Stratégies d’innovation globale et management de lignées
Disruptez-vous vous-même avant que vous ne le soyez par les nouveaux entrants.
Le lancement de la Dacia Spring se fait dans le cadre du modèle économique classique de l’automobile : la vente au client final.
Cependant, en parallèle, la commercialisation du véhicule s’opère également sous la forme de vente de services de mobilité. […] Cette commercialisation, combinant clients particuliers et opérateurs de services est, en soi, très originale : elle ne s’inscrit pas dans la tradition où les nouveaux modèles sont d’abord proposés aux clients avides d’innovation. […] On a ici une problématique parfaitement décrite par Clayton Christensen : alors que les firmes établies délaissent des niches de marchés moins rémunératrices, de nouveaux entrants développent de nouveaux marchés qui n’intéressent pas les entreprises dominantes en place et satisfont ainsi des non-clients de l’offre habituelle.
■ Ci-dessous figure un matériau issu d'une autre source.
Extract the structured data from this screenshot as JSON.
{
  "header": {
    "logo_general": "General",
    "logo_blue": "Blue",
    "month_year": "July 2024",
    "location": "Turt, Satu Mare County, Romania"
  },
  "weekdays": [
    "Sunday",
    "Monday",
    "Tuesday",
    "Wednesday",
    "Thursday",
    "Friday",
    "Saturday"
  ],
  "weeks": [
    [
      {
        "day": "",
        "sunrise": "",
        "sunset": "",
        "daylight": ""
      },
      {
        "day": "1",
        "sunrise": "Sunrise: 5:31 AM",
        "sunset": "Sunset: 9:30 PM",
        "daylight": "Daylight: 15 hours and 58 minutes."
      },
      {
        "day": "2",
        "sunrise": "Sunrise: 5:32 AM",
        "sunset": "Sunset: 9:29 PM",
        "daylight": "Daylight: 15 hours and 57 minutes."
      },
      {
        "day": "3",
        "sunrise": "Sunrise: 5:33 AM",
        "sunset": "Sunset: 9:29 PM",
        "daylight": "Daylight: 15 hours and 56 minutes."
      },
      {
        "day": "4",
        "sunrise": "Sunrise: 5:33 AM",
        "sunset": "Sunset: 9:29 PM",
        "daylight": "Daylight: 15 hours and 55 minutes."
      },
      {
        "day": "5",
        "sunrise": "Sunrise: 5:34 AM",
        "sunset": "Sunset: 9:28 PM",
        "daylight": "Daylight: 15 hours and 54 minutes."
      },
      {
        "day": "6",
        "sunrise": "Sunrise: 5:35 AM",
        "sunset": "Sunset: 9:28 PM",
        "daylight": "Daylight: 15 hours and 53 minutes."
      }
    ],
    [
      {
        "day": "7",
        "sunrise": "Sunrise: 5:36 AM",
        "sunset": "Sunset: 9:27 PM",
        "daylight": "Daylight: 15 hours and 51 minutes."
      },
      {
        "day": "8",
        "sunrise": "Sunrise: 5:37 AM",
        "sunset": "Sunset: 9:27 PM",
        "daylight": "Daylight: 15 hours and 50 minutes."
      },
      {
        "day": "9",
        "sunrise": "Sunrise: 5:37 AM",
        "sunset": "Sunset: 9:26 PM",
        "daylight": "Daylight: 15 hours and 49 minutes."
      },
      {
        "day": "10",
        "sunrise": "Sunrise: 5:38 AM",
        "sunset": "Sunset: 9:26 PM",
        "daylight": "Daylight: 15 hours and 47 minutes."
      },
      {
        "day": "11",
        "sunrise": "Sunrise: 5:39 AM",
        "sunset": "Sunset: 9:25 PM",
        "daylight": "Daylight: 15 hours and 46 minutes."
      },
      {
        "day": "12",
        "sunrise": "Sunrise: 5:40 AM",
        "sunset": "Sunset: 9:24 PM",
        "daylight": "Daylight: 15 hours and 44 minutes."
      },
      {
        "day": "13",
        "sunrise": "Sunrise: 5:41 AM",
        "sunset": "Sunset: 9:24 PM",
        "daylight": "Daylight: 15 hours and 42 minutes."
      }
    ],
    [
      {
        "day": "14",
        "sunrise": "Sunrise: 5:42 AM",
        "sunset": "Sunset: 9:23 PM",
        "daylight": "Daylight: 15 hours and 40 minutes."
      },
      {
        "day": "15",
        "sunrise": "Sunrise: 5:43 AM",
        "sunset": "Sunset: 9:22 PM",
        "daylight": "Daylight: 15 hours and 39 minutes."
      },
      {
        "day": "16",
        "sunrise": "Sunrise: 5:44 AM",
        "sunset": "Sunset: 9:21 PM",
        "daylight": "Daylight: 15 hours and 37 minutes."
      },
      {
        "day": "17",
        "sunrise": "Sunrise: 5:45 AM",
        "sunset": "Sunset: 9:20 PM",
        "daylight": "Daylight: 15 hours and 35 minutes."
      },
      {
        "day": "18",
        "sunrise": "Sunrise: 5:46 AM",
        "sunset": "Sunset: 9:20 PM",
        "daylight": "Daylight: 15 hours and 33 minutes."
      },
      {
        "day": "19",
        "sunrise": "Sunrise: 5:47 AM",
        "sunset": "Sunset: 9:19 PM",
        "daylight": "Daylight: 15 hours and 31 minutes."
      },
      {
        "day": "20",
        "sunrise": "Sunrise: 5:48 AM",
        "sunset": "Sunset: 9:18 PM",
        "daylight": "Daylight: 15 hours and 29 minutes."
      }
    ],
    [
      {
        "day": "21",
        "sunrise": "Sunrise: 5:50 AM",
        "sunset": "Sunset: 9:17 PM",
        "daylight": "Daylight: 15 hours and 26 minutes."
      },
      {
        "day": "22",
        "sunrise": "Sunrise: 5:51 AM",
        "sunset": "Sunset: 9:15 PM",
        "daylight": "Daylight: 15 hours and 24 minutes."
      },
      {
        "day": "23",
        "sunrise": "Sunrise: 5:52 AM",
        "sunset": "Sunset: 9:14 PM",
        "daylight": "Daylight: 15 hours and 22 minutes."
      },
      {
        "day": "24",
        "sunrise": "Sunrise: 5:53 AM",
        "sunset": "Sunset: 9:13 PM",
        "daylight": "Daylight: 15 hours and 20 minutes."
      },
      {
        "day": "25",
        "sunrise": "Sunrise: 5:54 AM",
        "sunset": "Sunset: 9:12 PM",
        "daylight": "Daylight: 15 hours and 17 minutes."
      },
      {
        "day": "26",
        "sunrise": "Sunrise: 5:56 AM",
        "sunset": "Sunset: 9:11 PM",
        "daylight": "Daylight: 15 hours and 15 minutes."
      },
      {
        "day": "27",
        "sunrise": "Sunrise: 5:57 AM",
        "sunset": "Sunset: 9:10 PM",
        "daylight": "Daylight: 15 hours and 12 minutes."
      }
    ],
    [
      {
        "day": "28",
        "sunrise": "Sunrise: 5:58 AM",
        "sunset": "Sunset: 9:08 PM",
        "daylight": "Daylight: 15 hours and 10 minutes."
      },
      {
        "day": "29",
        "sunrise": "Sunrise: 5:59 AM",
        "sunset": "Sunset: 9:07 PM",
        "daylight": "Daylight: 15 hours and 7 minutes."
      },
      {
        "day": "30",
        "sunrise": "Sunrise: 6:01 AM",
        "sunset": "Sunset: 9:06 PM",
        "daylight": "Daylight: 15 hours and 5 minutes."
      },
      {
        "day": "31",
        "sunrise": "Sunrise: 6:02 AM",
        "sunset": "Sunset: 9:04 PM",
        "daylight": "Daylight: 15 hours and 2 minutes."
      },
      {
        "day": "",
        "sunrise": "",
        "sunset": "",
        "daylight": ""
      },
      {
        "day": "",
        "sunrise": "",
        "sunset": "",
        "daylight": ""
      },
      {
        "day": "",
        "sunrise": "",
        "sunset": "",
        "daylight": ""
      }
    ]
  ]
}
Puis, des entreprises, souvent des start-up, proposent des offres plus économiques ou orientées sur de nouvelles valeurs, deviennent progressivement de plus en plus performantes ce qui, à terme, leur permet de concurrencer frontalement les offres de produits traditionnelles […]. Avec comme leçon simple pour les entreprises établies : disruptez-vous vous-même avant que vous ne le soyez par les nouveaux entrants. Une leçon qui a été entendue dans l’automobile. Les constructeurs globaux ont clairement pris au sérieux, au moins dans leurs discours stratégiques, ce développement probable des services de mobilité automobile. [Cependant, ils] auront à relever le double challenge d’une concurrence établie et d’un type d’activités différent de leurs savoir-faire historiques. Mais d’un autre côté, abandonner ce domaine, c’est abandonner la relation directe au client final qui est pourtant l’une des forces de cette industrie, sauf si le modèle de la voiture propriétaire devenait obsolète dans le futur…
L’odyssée de Spring révèle :
- une leçon de stratégie qui montre la complexité d’une trajectoire de croissance à l’international et des conditions permettant sa mise en oeuvre dans un monde fragmenté ;
- une leçon de management de projet pour réussir le défi, a priori impossible, d’une conception au sein d’une alliance réunissant cinq entreprises et quatre pays différents ;
- une leçon d’innovation inversée qui montre comment l’électrification de la mobilité peut se conjuguer avec des prix abordables ;
- une leçon de politique industrielle qui illustre, sur le cas emblématique du véhicule électrique, le rôle majeur des pouvoirs publics dans des trajectoires technologiques de plus en plus administrées, et donc leur importance dans la compétition entre les industries d’Europe et de Chine ;
- une leçon d’intrapreneuriat qui prouve que la start-up n’est pas le seul contexte où il est possible de tenter et de vivre des ruptures.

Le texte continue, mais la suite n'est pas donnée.